St. Frances Xavier Cabrini pray for us!

St. Isidore the Farmer

alec vanderboom

Today is the Saint Day of one of my husband's favorite Saints, St. Isidore the Farmer. St. Isidore got in trouble for going to work a half an hour late each day after he attended Daily Mass. The saints employer was about to complain when he realized that there were angels doing St. Isidore's farm work for him! Because he went to Mass, St. Isidore was able to work twice as much as any of the other field hands!

Whenever Jon is overwhelmed by the shear multitude of tasks at his job, he prays for help from St. Isidore the Farmer. This Saint has been helping my husband make it reliably home each night at 6 PM for almost 5 years. Pray to him! He is great!


More info from "Saint of the Day" on Google
"This saint was born in 1070, in Madrid, Spain. His parents were deeply religious. They named their son after the great St. Isidore, archbishop of Seville, Spain. We celebrate his feast on April 4. Isidore's parents wanted to offer their son a first-rate education, but they could not afford it. They were tenant farmers. Their son would spend his life in the same occupation.

Isidore went to work for a rich land owner in Madrid. The man's name was John de Vargas. Isidore worked all his life for Mr. de Vargas. He married a good girl from a family as poor as his own. The couple loved each other very much. They had one child, a boy, who died as a baby. Isidore and his wife offered to Jesus their sadness over the child's death. They trusted their son was happy with God forever.

St. Isidore began each day at Mass. Then he would go to his job. He tried to work hard even if he didn't feel like it. He plowed and planted and prayed. He called on Mary, the saints and his guardian angel. They helped him turn ordinary days into special, joyful times. The world of faith became very real to St. Isidore, as real as Mr. de Vargas' fields. When he had a day off, Isidore made it a point to spend extra time adoring Jesus in church. Sometimes, on holidays, Isidore and his wife would visit a few neighboring parishes on a one day pilgrimage of prayer.

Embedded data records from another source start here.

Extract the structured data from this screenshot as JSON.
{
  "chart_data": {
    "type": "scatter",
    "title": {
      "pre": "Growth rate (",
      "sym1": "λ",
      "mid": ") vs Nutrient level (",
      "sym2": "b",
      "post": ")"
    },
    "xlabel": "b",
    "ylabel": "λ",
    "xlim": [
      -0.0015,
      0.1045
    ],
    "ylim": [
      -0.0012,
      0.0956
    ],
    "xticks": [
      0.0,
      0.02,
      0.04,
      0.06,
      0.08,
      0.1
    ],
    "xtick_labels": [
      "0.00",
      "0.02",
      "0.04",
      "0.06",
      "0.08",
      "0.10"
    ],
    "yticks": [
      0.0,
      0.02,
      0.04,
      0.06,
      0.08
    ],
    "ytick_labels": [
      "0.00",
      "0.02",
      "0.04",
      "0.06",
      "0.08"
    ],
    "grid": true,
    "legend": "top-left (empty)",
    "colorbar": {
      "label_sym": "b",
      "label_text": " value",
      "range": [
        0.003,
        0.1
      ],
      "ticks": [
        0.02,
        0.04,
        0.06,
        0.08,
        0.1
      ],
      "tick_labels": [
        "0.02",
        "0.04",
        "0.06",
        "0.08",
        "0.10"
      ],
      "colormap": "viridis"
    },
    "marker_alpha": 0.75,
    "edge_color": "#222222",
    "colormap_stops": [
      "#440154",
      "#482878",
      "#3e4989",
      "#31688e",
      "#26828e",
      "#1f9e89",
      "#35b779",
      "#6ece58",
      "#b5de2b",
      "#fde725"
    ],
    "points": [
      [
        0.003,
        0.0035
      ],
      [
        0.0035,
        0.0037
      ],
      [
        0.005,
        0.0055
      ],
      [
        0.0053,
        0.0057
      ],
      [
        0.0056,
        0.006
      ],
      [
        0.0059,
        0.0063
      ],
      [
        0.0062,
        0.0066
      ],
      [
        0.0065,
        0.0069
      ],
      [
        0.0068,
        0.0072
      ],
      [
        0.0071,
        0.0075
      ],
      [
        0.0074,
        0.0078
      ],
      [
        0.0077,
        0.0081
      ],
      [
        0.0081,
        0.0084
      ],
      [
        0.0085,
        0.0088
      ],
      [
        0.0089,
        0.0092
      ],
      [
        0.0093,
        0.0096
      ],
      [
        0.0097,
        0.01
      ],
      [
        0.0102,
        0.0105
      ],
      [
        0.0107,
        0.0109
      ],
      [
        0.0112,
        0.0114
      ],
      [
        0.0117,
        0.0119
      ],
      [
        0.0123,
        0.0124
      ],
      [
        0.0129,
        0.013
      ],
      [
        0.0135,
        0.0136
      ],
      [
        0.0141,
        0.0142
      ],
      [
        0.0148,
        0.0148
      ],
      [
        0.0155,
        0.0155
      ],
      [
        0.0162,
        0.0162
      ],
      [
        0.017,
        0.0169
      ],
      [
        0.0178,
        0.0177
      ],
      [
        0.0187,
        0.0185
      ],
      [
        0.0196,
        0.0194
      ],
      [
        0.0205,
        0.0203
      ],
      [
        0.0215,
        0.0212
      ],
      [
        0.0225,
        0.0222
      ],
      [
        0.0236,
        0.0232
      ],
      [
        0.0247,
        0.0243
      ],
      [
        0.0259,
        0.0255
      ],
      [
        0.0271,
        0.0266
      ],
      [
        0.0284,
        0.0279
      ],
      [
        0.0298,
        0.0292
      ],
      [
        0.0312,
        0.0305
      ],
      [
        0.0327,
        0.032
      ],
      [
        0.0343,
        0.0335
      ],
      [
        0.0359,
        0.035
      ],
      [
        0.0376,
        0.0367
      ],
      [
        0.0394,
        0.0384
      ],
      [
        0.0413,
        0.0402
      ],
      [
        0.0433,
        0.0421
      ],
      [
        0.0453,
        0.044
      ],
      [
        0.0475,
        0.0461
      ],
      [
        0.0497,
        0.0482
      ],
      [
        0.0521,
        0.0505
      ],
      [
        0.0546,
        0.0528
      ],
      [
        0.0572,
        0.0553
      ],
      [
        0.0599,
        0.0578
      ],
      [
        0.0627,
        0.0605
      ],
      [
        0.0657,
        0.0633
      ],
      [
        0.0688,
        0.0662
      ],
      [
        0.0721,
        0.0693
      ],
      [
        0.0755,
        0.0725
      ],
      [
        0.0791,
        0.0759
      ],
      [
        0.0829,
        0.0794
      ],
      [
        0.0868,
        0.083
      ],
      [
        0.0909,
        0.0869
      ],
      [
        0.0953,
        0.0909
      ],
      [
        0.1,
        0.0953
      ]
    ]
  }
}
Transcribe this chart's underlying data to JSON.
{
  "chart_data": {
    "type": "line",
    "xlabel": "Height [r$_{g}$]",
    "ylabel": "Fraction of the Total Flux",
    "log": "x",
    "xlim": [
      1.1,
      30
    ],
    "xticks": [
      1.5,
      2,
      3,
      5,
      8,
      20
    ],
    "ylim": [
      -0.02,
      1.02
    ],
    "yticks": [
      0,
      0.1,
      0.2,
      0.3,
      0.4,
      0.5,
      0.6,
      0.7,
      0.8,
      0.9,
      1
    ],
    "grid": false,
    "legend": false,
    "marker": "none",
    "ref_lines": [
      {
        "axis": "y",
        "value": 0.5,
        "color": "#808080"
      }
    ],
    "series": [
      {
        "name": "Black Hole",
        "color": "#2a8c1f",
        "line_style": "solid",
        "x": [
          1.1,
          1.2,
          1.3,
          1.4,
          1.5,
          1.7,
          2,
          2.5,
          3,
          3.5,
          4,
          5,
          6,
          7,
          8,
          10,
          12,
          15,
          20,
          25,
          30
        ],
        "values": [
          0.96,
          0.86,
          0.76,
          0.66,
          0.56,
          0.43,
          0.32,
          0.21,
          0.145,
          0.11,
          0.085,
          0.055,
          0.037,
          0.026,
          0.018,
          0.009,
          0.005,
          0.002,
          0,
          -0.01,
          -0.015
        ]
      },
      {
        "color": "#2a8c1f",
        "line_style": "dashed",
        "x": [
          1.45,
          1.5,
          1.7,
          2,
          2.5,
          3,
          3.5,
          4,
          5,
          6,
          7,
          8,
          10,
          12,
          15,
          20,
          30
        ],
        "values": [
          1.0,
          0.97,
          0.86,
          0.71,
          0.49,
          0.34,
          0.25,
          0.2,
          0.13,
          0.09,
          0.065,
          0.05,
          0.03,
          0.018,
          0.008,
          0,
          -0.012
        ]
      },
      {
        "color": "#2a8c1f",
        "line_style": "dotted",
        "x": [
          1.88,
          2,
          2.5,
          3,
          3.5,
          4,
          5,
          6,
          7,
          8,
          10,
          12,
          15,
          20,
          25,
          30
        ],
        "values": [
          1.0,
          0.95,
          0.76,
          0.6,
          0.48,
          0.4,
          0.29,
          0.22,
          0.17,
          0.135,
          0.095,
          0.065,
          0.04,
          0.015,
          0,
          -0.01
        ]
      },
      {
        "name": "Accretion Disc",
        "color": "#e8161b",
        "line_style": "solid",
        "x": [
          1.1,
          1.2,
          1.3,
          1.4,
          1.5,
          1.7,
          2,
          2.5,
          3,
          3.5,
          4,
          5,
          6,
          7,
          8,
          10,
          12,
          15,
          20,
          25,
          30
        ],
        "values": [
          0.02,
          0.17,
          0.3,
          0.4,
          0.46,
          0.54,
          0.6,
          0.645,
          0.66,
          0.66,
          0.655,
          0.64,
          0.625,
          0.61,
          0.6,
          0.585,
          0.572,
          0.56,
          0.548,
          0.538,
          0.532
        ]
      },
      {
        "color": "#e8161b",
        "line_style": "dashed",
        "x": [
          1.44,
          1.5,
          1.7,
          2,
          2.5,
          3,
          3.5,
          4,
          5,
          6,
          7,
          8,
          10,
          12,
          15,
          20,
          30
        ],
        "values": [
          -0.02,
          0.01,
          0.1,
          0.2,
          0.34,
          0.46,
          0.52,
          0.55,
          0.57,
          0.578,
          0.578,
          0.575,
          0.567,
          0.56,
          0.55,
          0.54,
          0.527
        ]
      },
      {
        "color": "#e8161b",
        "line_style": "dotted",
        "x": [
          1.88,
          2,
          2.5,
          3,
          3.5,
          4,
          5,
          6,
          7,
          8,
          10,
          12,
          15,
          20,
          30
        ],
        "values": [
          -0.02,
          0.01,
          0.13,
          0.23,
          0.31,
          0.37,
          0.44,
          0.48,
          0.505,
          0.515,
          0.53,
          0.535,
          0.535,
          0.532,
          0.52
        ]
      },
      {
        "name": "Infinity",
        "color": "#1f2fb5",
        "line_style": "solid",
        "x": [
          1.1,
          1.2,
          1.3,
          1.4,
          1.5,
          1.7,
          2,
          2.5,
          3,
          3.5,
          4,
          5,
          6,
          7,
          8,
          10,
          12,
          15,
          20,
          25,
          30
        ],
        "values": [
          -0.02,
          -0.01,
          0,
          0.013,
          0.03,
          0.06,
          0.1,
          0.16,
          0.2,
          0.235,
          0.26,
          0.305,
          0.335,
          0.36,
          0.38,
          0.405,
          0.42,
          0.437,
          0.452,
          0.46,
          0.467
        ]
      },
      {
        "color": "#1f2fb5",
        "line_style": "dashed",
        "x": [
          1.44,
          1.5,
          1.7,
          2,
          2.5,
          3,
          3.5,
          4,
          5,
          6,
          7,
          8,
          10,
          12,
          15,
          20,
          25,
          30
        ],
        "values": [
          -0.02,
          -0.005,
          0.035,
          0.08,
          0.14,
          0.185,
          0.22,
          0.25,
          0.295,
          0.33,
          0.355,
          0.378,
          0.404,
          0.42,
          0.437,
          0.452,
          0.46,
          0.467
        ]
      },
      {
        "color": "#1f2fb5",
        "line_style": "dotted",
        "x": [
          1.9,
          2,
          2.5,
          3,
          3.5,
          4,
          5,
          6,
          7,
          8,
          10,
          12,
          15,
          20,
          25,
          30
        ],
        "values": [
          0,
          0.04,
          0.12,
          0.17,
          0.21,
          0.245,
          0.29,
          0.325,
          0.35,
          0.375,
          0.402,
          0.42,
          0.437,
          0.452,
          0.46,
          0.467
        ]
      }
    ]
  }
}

Once the parish had a dinner. Isidore arrived early and went into the church to pray. He arrived in the parish hall late. He didn't come in alone. He brought a group of beggars, too. The parishioners were upset. What if there wasn't enough food for all those beggars? But the more they filled up their plates, the more there was for everybody else. St. Isidore said kindly, "There is always enough for the poor of Jesus."

Stories of miracles began to circulate about this farm worker saint. Isidore was totally unselfish. He was a loving and compassionate human being. He is one of Spain's most popular saints. Isidore died on May 15, 1130. In March, 1622, Pope Gregory XV proclaimed five great saints together. They were St. Ignatius Loyola, St. Francis Xavier, St. Teresa of Avila, St. Philip Neri and St. Isidore the Farmer.

Caring for the gifts that surround him marked the life of this saint. He let his faith in Jesus and the Church light up his whole life. Perhaps we can make an effort to share the gifts we have especially with the poor."